At this moment there was a movement in the outskirts of the circle of horsemen, and another chief rode into the midst of them. He was evidently higher in rank than Mahtawa, for he spoke authoritatively to the crowd, and stepped in before him. The hunters drew little comfort from the appearance of his face, however, for it scowled upon them. He was not so powerful a man as Mahtawa, but he was more gracefully formed, and had a more noble and commanding countenance.

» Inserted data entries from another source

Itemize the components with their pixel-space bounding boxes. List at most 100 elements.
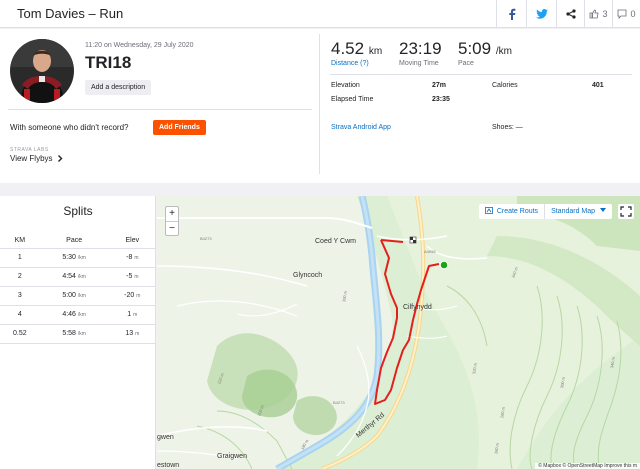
split-pace: 5:58 /km	[39, 324, 109, 344]
split-pace: 5:00 /km	[39, 286, 109, 306]
road-label-b4273: B4273	[200, 236, 212, 241]
moving-time-label: Moving Time	[399, 60, 439, 67]
create-route-button[interactable]: Create Routs	[479, 204, 544, 219]
share-icon	[565, 9, 576, 19]
finish-marker	[409, 236, 417, 244]
splits-title: Splits	[63, 204, 93, 218]
stat-moving-time: 23:19 Moving Time	[399, 39, 442, 67]
split-pace: 5:30 /km	[39, 248, 109, 268]
device-link[interactable]: Strava Android App	[331, 124, 391, 131]
activity-datetime: 11:20 on Wednesday, 29 July 2020	[85, 42, 194, 49]
start-marker	[439, 260, 449, 270]
road-label-b4273: B4273	[333, 400, 345, 405]
place-label-cilfynydd: Cilfynydd	[403, 304, 432, 311]
comment-icon	[618, 9, 627, 19]
place-label-estown: estown	[157, 462, 180, 469]
calories-label: Calories	[492, 82, 518, 89]
table-row: 2 4:54 /km -5 m	[0, 267, 156, 287]
thumbs-up-icon	[590, 9, 599, 19]
comment-button[interactable]: 0	[612, 0, 640, 28]
split-elev: 1 m	[108, 305, 156, 325]
place-label-glyncoch: Glyncoch	[293, 272, 323, 279]
elapsed-time-value: 23:35	[432, 96, 450, 103]
splits-panel: Splits KM Pace Elev 1 5:30 /km -8 m 2 4:…	[0, 196, 156, 469]
activity-summary: 11:20 on Wednesday, 29 July 2020 TRI18 A…	[0, 29, 640, 183]
split-km: 1	[0, 248, 40, 268]
view-flybys-label: View Flybys	[10, 154, 53, 163]
split-km: 0.52	[0, 324, 40, 344]
split-pace: 4:54 /km	[39, 267, 109, 287]
stat-distance: 4.52 km Distance (?)	[331, 39, 382, 67]
split-elev: -5 m	[108, 267, 156, 287]
zoom-in-button[interactable]: +	[166, 207, 178, 221]
zoom-out-button[interactable]: −	[166, 221, 178, 235]
column-header-pace: Pace	[39, 234, 109, 249]
calories-value: 401	[592, 82, 604, 89]
split-km: 2	[0, 267, 40, 287]
stat-pace: 5:09 /km Pace	[458, 39, 512, 67]
split-elev: 13 m	[108, 324, 156, 344]
table-row: 4 4:46 /km 1 m	[0, 305, 156, 325]
zoom-control: + −	[165, 206, 179, 236]
map-toolbar: Create Routs Standard Map	[478, 204, 612, 219]
divider	[330, 74, 632, 75]
distance-unit: km	[368, 46, 383, 57]
distance-label[interactable]: Distance (?)	[331, 60, 382, 67]
split-elev: -8 m	[108, 248, 156, 268]
place-label-graigwen: Graigwen	[217, 453, 247, 460]
athlete-photo	[10, 39, 74, 103]
splits-header-row: KM Pace Elev	[0, 234, 156, 249]
strava-labs-label: STRAVA LABS	[10, 147, 49, 153]
elevation-label: Elevation	[331, 82, 360, 89]
column-header-km: KM	[0, 234, 40, 249]
map-type-label: Standard Map	[551, 208, 596, 215]
table-row: 3 5:00 /km -20 m	[0, 286, 156, 306]
place-label-gwen: gwen	[157, 434, 174, 441]
twitter-share-button[interactable]	[526, 0, 556, 28]
table-row: 0.52 5:58 /km 13 m	[0, 324, 156, 344]
map-canvas	[157, 196, 640, 469]
facebook-icon	[508, 8, 515, 20]
kudos-button[interactable]: 3	[584, 0, 612, 28]
summary-divider	[319, 34, 320, 174]
activity-header: Tom Davies – Run 3 0	[0, 0, 640, 28]
add-friends-button[interactable]: Add Friends	[153, 120, 206, 135]
add-description-button[interactable]: Add a description	[85, 80, 152, 95]
route-icon	[484, 207, 493, 214]
split-km: 3	[0, 286, 40, 306]
map-type-select[interactable]: Standard Map	[544, 204, 612, 219]
kudos-count: 3	[602, 9, 608, 19]
road-label-a4058: A4058	[424, 249, 436, 254]
header-actions: 3 0	[496, 0, 640, 28]
pace-unit: /km	[495, 46, 512, 57]
split-elev: -20 m	[108, 286, 156, 306]
twitter-icon	[535, 9, 548, 19]
divider	[8, 109, 312, 110]
distance-value: 4.52	[331, 39, 365, 58]
elevation-value: 27m	[432, 82, 447, 89]
chevron-down-icon	[600, 208, 606, 212]
place-label-coed-y-cwm: Coed Y Cwm	[315, 238, 356, 245]
split-pace: 4:46 /km	[39, 305, 109, 325]
chevron-right-icon	[57, 155, 63, 162]
activity-name: TRI18	[85, 53, 132, 72]
fullscreen-button[interactable]	[618, 204, 634, 219]
route-map[interactable]: + − Create Routs Standard Map Coed Y Cwm…	[157, 196, 640, 469]
facebook-share-button[interactable]	[496, 0, 526, 28]
pace-value: 5:09	[458, 39, 492, 58]
page-title: Tom Davies – Run	[17, 6, 124, 21]
create-route-label: Create Routs	[496, 208, 539, 215]
column-header-elev: Elev	[108, 234, 156, 249]
avatar[interactable]	[10, 39, 74, 103]
map-attribution[interactable]: © Mapbox © OpenStreetMap Improve this m	[535, 463, 640, 469]
view-flybys-link[interactable]: View Flybys	[10, 154, 63, 163]
moving-time-value: 23:19	[399, 39, 442, 58]
share-button[interactable]	[556, 0, 584, 28]
splits-table: KM Pace Elev 1 5:30 /km -8 m 2 4:54 /km …	[0, 234, 156, 344]
split-km: 4	[0, 305, 40, 325]
someone-prompt: With someone who didn't record?	[10, 123, 129, 132]
pace-label: Pace	[458, 60, 474, 67]
comment-count: 0	[630, 9, 636, 19]
elapsed-time-label: Elapsed Time	[331, 96, 374, 103]
table-row: 1 5:30 /km -8 m	[0, 248, 156, 268]
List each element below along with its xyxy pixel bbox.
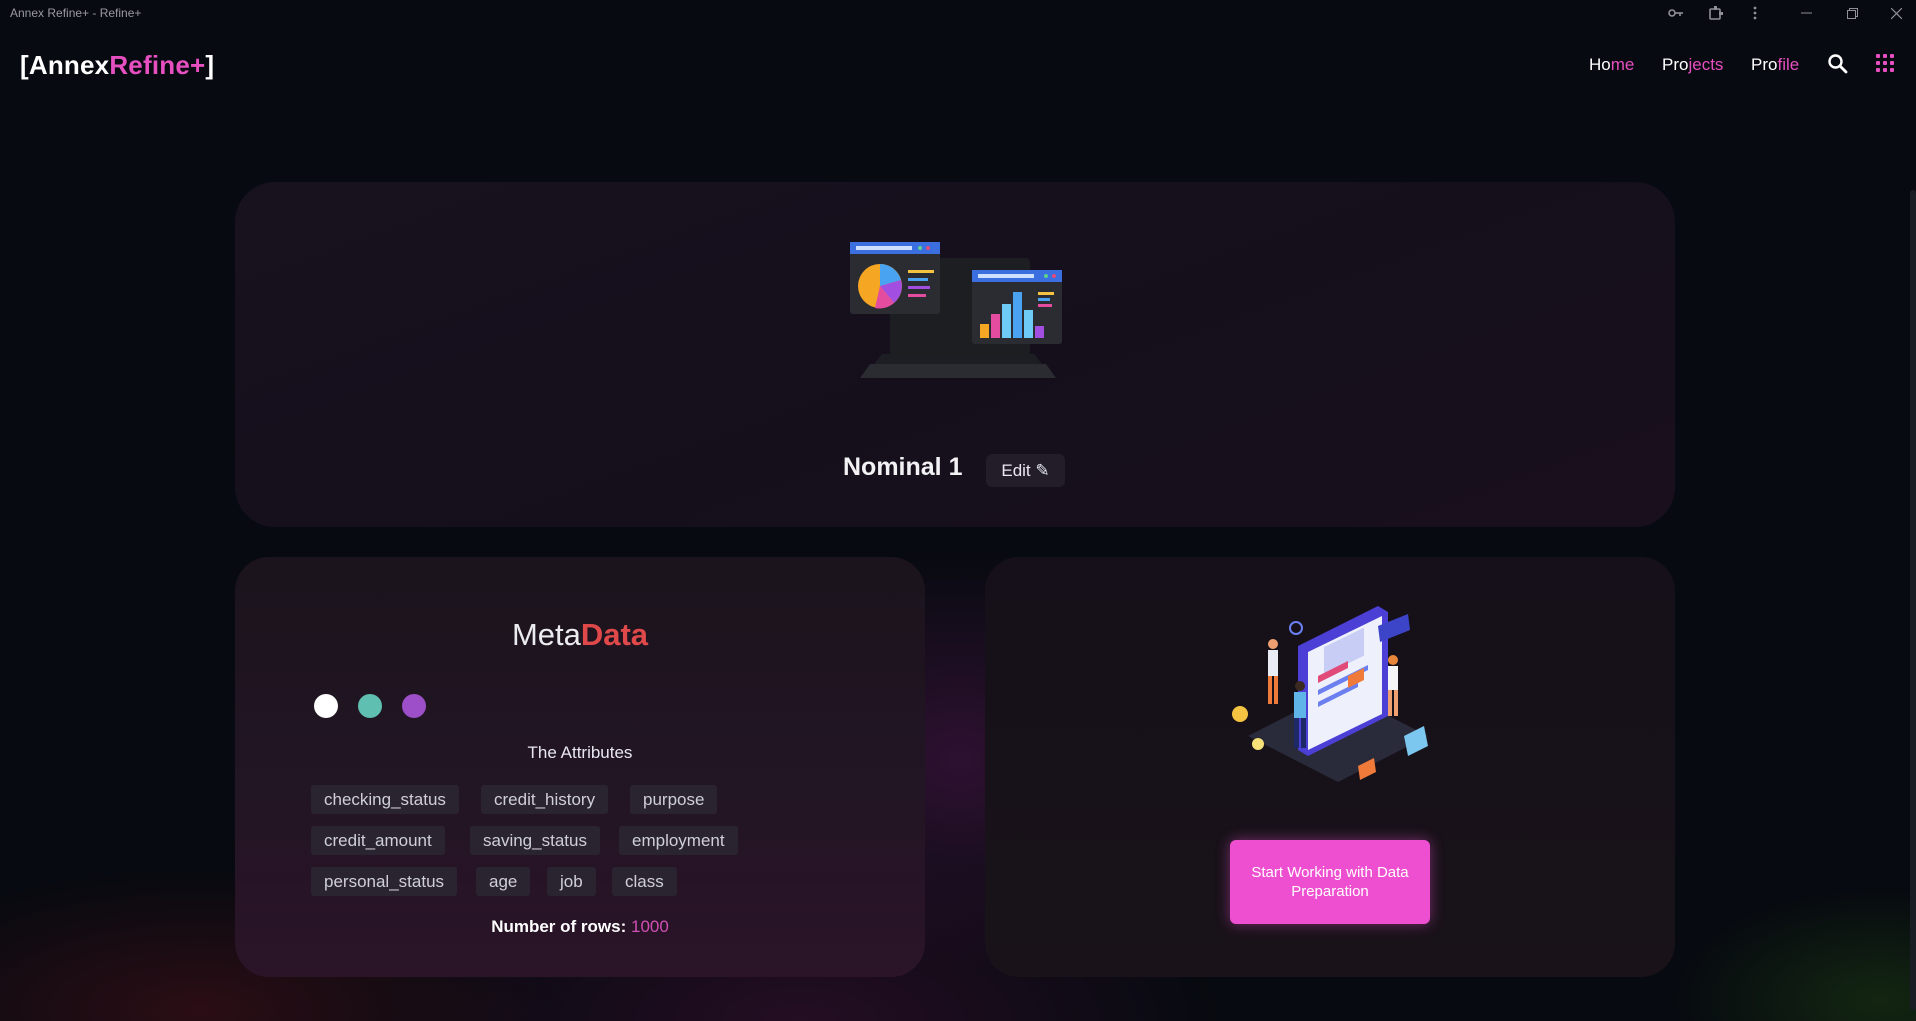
color-dot-teal [358,694,382,718]
attribute-tag: job [547,867,596,896]
attribute-tag: credit_history [481,785,609,814]
attribute-tag: purpose [630,785,718,814]
row-count-value: 1000 [630,917,669,936]
logo-text-white: [Annex [20,50,110,80]
nav-home-label-a: Ho [1589,55,1611,74]
nav-projects-label-a: Pro [1662,55,1689,74]
logo-text-pink: Refine+ [109,50,206,80]
attribute-tag: saving_status [470,826,600,855]
attribute-tag: employment [619,826,738,855]
laptop-charts-illustration [850,240,1062,380]
nav-home[interactable]: Home [1589,55,1634,75]
window-titlebar: Annex Refine+ - Refine+ [0,0,1916,26]
attribute-tag: age [476,867,531,896]
edit-project-button[interactable]: Edit ✎ [986,454,1065,487]
restore-icon[interactable] [1840,0,1864,26]
nav-home-label-b: me [1610,55,1635,74]
attributes-title: The Attributes [527,743,633,762]
metadata-title: MetaData [235,617,925,653]
nav-profile-label-a: Pro [1751,55,1778,74]
app-logo[interactable]: [AnnexRefine+] [20,50,214,81]
color-dot-white [314,694,338,718]
attribute-tag: checking_status [311,785,459,814]
nav-projects[interactable]: Projects [1662,55,1723,75]
metadata-title-data: Data [580,617,649,652]
attribute-tag: class [612,867,677,896]
apps-grid-icon[interactable] [1876,54,1894,72]
nav-profile[interactable]: Profile [1751,55,1799,75]
attribute-tag: credit_amount [311,826,445,855]
attribute-tag: personal_status [311,867,458,896]
row-count: Number of rows: 1000 [235,917,925,937]
close-icon[interactable] [1884,0,1908,26]
metadata-title-meta: Meta [511,617,581,652]
nav-projects-label-b: jects [1688,55,1724,74]
row-count-label: Number of rows: [491,917,627,936]
team-dashboard-illustration [1228,606,1434,786]
search-icon[interactable] [1826,52,1850,76]
nav-profile-label-b: file [1777,55,1800,74]
start-data-preparation-button[interactable]: Start Working with Data Preparation [1230,840,1430,924]
more-vert-icon[interactable] [1745,0,1765,26]
project-title: Nominal 1 [843,453,963,481]
minimize-icon[interactable] [1794,0,1818,26]
color-dot-purple [402,694,426,718]
extension-icon[interactable] [1704,0,1728,26]
page-scrollbar[interactable] [1910,190,1916,1010]
logo-bracket: ] [205,50,215,80]
window-title: Annex Refine+ - Refine+ [10,6,142,20]
key-icon[interactable] [1664,0,1688,26]
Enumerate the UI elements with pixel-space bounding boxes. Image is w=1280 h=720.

“Have the Pale-faces no wigwams on the great river that they should come to spy out the lands of the Pawnee?” he demanded.
“We have not come to spy your country,” answered Joe, raising himself proudly as he spoke, and taking off his cap. “We have come with a message from the great chief of the Pale-faces, who lives in the village far beyond the great river where the sun rises. He says, Why should the Pale-face and the Red-man fight? They are brothers. The same Manitou[*] watches over both. The Pale-faces have more beads, and guns, and blankets, and knives, and vermilion than they require; they wish to give some of these things for the skins and furs which the Red-man does not know what to do with. The great chief of the Pale-faces has sent me to say, Why should we fight? let us smoke the pipe of peace.”